When I was little, my Mom wanted a mink coat because, as she put it, "It was the ultimate luxury". But every year orthodontist payments, a new car, cleaning up after a flood, etc., etc. took precedence over the mink.
Finally, my Dad bought her the mink coat. She went for fittings, paraded around in it (even on hot summer days), took joy in showing us how soft it was, and, generally, just loved her one big luxury item.
Back then, I knew what Luxury meant. I'm not sure any more, not since I started running into things that are billed as Luxury but seem to be fairly ordinary.
Companies call us to do "luxury marketing".
My most obvious run-in with faux luxury happened a few years ago when I was invited to speak to the Luxury Marketing Council at a new "Luxury" hotel in downtown Miami. The hotel was new and clean with great service but the decor and layout were minimalist. Maybe that's luxury these days. If so, what do we call the 7 star hotels in Beijing, Milan and Dubai?

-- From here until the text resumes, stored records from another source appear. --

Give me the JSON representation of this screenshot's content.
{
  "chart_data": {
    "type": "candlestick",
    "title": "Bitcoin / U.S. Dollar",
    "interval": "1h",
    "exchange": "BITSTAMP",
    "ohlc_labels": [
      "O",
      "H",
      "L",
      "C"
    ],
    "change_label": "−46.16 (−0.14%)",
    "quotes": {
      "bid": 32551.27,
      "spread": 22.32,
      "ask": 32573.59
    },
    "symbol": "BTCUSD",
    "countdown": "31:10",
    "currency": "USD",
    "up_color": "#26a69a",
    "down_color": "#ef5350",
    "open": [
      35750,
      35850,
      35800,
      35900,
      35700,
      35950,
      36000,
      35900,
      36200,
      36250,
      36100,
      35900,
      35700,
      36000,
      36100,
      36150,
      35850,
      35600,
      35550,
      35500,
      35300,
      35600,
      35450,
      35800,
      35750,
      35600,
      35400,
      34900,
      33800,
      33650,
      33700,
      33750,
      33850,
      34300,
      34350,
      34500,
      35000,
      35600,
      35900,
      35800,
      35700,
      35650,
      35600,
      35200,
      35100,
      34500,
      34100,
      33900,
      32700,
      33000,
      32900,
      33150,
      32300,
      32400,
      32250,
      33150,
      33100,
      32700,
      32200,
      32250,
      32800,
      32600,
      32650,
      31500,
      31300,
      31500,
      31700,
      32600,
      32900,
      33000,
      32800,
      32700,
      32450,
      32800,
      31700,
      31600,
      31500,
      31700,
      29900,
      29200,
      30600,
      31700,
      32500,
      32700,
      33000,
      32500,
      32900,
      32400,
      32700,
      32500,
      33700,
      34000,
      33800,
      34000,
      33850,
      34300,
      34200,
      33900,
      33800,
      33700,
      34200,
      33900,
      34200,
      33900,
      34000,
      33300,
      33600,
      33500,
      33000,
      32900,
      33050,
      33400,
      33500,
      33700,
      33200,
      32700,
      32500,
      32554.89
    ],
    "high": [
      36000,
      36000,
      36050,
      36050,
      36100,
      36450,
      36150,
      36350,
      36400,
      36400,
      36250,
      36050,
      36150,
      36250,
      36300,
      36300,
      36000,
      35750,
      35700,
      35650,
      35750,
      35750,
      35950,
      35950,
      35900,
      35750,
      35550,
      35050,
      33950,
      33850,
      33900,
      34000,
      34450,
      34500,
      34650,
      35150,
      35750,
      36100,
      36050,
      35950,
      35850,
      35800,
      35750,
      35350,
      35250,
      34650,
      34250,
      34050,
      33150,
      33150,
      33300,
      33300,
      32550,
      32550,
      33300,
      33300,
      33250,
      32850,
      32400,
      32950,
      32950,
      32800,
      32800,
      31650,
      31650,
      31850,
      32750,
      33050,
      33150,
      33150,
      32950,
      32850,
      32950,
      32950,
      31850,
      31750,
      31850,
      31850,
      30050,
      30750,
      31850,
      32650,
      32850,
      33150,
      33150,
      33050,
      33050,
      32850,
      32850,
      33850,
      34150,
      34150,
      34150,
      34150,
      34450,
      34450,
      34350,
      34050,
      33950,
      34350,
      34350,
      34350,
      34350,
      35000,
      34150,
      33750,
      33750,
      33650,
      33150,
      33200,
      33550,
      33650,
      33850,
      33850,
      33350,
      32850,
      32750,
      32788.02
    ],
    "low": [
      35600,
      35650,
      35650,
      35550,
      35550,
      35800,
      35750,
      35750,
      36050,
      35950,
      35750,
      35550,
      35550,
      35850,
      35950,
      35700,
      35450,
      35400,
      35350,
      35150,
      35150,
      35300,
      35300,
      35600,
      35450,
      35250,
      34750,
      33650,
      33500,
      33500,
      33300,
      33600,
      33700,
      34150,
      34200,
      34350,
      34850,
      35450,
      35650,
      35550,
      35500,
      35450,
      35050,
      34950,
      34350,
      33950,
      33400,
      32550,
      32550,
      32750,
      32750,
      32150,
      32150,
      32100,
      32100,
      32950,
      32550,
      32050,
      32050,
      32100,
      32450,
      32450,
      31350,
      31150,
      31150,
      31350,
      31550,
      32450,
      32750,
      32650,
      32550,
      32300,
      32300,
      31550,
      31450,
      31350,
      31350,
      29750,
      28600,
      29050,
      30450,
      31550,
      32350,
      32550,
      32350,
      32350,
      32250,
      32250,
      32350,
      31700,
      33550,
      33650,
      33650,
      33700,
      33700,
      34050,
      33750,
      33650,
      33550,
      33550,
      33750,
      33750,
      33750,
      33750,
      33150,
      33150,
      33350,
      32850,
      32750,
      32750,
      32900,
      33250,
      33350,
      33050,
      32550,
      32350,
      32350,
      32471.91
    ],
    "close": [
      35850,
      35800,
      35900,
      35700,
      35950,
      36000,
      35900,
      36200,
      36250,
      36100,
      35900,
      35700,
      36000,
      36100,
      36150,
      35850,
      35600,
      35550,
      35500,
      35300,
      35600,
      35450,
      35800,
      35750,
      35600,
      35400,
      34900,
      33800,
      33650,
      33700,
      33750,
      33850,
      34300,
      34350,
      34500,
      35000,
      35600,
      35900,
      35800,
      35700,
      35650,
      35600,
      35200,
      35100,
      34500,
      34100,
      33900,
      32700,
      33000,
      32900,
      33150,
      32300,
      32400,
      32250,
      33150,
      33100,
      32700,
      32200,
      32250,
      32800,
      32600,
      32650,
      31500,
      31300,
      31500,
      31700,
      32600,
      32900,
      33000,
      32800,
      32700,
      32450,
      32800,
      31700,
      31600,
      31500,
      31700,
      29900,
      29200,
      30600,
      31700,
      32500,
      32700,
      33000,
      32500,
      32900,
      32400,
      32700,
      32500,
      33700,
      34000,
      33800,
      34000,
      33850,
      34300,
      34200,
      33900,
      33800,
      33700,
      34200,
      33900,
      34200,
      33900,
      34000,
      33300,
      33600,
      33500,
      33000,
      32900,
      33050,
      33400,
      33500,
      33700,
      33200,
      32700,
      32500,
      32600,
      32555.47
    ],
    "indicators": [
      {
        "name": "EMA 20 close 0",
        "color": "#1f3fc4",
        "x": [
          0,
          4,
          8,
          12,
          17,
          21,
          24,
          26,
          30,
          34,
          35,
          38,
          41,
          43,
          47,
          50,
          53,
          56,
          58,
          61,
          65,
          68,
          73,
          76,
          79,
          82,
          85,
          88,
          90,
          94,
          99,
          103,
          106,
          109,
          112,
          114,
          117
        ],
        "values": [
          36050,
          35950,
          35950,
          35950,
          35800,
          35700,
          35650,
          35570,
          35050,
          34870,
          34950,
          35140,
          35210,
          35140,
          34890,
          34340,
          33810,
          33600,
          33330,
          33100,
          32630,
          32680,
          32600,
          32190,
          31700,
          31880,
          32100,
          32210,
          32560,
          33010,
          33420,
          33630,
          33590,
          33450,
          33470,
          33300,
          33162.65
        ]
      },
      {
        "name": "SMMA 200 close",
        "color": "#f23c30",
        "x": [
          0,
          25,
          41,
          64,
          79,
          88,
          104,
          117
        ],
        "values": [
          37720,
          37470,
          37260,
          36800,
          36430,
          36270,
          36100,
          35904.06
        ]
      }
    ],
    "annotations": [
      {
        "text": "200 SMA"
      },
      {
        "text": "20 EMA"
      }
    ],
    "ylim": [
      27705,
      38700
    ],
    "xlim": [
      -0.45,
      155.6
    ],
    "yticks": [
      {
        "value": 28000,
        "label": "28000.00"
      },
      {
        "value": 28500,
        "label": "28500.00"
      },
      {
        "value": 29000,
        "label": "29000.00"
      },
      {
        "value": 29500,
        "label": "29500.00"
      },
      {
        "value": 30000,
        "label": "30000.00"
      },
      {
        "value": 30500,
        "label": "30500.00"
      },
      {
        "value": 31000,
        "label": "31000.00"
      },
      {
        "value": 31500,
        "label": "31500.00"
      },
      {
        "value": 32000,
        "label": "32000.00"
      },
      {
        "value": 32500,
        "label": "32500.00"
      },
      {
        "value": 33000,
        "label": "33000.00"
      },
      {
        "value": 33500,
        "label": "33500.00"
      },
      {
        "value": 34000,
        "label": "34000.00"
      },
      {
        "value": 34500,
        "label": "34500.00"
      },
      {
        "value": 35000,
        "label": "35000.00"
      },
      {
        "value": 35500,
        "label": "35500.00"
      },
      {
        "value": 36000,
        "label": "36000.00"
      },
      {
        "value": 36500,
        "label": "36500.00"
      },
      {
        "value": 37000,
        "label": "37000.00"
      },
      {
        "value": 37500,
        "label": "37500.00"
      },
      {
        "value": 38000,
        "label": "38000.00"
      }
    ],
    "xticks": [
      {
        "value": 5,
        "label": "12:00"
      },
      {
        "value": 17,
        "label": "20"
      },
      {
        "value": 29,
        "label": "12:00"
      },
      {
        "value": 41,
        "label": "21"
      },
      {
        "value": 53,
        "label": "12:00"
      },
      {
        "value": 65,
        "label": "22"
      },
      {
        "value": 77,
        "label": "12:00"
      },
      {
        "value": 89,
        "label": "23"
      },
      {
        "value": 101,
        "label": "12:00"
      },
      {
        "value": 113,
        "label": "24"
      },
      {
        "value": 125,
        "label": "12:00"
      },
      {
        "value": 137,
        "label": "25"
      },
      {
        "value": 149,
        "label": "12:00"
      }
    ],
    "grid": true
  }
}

Deluxe luxury?
A few weeks ago, I took a cruise on Royal Caribbean's Oasis of the Seas, the world's largest cruise ship.
A lot of my fellow cruisers thought the ship was luxurious. They'd saved for years to take this vacation. I thought the Oasis was nice, the food and service were great and the crew and staff were outstanding. And there was a spa. But it wasn't even close to luxurious. It was just very good.
I looked up the word Luxury in the dictionary and the words that describe it include lavishness, sumptuousness, opulence, magnificence, indulgence. Like the Savoy in London in the old days with two butlers on every floor and eight foot long bathtubs.
Wikipedia, which is hard to rely on, says a Luxury Good is an economic good or service for which demand increases more than proportionally as income rises.
I'm not sure about that. When I was an undergrad at Boston University, my summer job was at a Franklin Simon Store in New York City. I sold very expensive handbags, and most of the people who bought them were middle income ladies. Some of them paid for the handbags over time (layaway). Their income didn't increase but their desire for these status handbags remained solid.
I think we overuse the term luxury as much as we overuse "world class" and it means different things to different people. Last Saturday, my friend Angela and I headed out to a Luxury Auction, because she'd received an invitation in the mail. We got to the "estate" home, went inside and were amazed that we'd driven all that way to a nice but middle class home and that they were auctioning off televisions and costume jewelry.
There were no luxury items there, none at all, so we turned around and went home. Angela remarked, "We've thrown away better stuff than that".
So what have we done with this word? We've overused it so that it really means nothing to us now. Luxury might mean a new Bentley for Angela, or a Maserati for my friend, George. Maybe somewhere on Long Island, there's another mother who thinks a fur coat is the ultimate luxury. To me, it's spare time. To Mike, our creative director, it's a good book, a double Irish whiskey and a comfortable chair in the shade.
I don't have a problem with the concept of luxury. It's a nice thing. It's just hard to define, except I know that really rich people expect it and people who are merely well off can afford a lesser version of it and far too many middle-income people spend money unwisely on it. I also think that if what you're offering is really a luxury, you don't have to use the word. Res ipsa loquitur - the thing speaks for itself; it's something rare and magnificent, like a Vermeer painting.